Çin ana kesiminde 1949'da Mao Zıdong liderliğindeki Çin Komünist Partisi (ÇKP) ve Çiang Kay-şek liderliğindeki KMT taraftarları arasındaki iç savaşta, Çiang ve destekçileri adaya kaçmış ve milliyetçi Çin olarak da bilinen Tayvan'ı kurmuştu ancak Çin'in ana kesimi Tayvan'ın bağımsızlığını kabul etmemiş ve adanın kendi topraklarına dahil olduğunu savunmuştu.

Adada 2008'den bu yana iktidarda olan milliyetçi Kuomin Tang (KMT), Pekin ile yakınlaşarak Tayvan ekonomisini bu ülkeye bağımlı hale getirdiği gerekçesiyle eleştiriliyordu.

Tsai Ing-wen, 16 Ocak'ta yapılan genel seçimde oyların yarıdan fazlasını alarak başkan seçilmiş, partisi DPP ise Tayvan Parlamentosu'nda tek başına iktidar olacak sandalye sayısına ulaşmıştı. Tayvan'da KMT lideri Ma Ing-jeou, 2008 yılından bu yana başkanlık görevini yürütüyordu. Bölgedeki anayasa gereği dört yılda bir yıl yapılan genel seçimlerde bir lider en fazla iki dönem başkanlık yapabiliyor.

Çin Devlet Başkanı Şi Cinping ile Tayvan lideri Ma Ying-jeou'nun 7 Kasım 2015'te Singapur'daki görüşmesi, 66 yıl sonra bu düzeydeki ilk temas olarak tarihe geçmişti.

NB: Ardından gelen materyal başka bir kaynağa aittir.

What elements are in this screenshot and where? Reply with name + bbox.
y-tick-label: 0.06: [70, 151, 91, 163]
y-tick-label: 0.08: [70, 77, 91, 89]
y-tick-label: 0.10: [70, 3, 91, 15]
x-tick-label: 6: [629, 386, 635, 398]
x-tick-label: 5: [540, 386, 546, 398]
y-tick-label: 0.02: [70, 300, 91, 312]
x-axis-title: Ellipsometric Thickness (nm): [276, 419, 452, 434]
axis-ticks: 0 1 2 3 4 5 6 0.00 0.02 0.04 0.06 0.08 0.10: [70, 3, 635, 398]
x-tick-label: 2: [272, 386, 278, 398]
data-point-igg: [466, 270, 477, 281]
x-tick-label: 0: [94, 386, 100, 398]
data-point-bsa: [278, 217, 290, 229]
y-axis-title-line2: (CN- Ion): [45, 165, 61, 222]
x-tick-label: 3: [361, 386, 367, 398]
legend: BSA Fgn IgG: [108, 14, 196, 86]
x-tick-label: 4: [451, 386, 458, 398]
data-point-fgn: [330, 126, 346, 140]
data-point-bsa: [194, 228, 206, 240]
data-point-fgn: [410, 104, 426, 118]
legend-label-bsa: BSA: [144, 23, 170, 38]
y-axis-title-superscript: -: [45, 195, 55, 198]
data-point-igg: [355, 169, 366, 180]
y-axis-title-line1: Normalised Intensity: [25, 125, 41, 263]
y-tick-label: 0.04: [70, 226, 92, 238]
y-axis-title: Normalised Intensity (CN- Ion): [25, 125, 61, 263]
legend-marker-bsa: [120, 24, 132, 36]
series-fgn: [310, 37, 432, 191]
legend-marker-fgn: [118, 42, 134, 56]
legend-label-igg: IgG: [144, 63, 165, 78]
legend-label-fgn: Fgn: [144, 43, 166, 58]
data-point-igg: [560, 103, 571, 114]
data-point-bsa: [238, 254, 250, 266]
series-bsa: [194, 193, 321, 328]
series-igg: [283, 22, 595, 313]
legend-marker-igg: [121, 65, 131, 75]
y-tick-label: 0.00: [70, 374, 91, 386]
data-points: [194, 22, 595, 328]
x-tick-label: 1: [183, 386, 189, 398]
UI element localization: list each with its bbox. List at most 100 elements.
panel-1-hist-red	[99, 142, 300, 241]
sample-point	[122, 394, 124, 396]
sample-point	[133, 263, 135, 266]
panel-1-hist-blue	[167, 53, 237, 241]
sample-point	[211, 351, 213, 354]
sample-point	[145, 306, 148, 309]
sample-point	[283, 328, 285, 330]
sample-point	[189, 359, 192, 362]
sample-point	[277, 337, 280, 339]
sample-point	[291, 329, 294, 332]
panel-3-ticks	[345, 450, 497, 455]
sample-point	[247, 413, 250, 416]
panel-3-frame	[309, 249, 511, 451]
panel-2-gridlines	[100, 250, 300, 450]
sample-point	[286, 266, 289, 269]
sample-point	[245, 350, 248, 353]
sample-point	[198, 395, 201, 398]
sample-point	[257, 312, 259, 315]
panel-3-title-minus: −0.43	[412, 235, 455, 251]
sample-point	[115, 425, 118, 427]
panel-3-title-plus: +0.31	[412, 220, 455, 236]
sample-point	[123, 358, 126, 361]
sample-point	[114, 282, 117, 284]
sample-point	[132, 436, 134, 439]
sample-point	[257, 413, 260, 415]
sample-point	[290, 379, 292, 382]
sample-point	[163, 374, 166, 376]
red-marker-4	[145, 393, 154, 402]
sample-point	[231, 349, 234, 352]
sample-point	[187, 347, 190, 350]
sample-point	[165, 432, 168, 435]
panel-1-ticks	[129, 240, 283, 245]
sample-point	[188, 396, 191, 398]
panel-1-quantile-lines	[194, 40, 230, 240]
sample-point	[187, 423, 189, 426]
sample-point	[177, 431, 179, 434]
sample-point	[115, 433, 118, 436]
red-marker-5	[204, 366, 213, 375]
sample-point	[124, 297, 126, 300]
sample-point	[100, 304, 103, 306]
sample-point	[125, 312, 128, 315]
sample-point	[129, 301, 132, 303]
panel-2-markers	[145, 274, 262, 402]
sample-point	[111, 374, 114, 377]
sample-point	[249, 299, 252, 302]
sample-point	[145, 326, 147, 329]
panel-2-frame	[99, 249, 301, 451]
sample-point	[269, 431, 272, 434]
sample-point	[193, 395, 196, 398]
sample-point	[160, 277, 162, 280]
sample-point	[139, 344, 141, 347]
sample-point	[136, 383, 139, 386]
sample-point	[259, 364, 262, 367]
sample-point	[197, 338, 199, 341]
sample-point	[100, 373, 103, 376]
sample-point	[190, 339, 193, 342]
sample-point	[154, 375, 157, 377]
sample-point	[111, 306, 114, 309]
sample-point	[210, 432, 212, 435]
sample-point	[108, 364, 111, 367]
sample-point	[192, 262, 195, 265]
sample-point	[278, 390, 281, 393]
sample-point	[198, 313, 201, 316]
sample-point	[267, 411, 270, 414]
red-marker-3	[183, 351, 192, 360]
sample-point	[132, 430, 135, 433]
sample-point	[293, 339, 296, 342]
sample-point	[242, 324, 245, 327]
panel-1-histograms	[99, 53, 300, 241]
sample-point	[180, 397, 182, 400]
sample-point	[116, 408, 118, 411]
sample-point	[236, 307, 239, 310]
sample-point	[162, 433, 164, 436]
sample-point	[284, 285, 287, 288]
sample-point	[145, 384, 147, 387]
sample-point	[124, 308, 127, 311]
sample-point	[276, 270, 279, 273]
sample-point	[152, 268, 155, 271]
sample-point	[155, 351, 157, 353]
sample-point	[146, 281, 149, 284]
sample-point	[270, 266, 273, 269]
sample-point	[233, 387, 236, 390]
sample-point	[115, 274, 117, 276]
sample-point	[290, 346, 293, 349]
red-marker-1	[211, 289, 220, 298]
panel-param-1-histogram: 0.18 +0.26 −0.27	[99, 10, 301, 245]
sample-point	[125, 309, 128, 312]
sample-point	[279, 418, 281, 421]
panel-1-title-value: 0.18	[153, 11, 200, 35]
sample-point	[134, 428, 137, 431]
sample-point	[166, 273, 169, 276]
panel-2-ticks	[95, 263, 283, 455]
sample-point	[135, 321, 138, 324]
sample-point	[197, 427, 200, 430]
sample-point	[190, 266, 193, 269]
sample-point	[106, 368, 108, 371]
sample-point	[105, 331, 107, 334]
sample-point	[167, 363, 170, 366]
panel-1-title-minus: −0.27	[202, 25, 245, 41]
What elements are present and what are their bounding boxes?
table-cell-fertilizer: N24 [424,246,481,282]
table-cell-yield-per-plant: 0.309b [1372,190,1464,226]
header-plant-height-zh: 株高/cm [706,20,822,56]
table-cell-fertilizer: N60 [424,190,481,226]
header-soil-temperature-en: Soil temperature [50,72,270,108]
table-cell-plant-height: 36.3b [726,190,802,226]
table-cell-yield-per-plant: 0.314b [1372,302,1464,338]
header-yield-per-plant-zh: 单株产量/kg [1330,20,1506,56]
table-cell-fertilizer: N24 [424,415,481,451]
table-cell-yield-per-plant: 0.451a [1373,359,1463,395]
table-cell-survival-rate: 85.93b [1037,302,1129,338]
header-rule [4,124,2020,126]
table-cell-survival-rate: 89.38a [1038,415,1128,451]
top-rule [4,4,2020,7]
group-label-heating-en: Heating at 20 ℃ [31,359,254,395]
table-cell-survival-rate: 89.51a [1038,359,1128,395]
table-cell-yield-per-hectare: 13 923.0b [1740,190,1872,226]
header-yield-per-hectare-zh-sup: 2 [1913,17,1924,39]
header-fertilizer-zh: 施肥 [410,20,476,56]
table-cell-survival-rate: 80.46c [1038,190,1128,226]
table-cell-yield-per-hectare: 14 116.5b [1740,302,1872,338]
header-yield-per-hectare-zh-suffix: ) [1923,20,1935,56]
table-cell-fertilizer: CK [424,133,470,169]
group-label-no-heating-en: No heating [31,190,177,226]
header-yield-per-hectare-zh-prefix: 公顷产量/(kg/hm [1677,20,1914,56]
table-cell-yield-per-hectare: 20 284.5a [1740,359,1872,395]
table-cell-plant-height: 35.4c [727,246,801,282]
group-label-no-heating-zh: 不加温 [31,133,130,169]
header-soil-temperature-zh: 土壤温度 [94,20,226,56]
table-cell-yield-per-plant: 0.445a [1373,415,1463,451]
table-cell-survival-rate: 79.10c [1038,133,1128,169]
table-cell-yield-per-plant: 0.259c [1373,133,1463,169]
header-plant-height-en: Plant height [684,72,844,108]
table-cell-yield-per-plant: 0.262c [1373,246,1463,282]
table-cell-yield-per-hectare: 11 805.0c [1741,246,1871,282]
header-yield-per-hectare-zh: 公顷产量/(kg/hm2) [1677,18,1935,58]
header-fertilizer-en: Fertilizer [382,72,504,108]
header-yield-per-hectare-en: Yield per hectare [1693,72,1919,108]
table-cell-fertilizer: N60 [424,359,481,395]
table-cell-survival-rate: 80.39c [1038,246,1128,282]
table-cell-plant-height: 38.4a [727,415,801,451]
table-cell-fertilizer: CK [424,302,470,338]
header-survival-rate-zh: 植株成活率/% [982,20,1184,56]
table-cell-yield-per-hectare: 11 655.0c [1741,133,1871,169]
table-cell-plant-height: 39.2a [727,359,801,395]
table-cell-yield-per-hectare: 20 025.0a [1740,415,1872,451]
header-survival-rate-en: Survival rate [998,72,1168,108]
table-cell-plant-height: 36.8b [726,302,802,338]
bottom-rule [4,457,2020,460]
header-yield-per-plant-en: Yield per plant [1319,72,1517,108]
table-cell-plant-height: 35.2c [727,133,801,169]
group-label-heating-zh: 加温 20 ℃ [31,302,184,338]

Tayvan, dış ticaretinin yüzde 40'ını Çin ile gerçekleştiriyor. Taraflar arasındaki yıllık ticarette Tayvan, geçen yıl 25 milyar dolar ticaret fazlası vermişti. Çin-Tayvan arasında yılda 8 milyon turist seyahat ediyor, 40 bin öğrenci değişimi yapılıyor.

Tayvan'ı kendi toprağı olarak gören Çin, adayı uluslararası toplumda yalnızca kendisinin temsil edebileceğini iddia ediyor.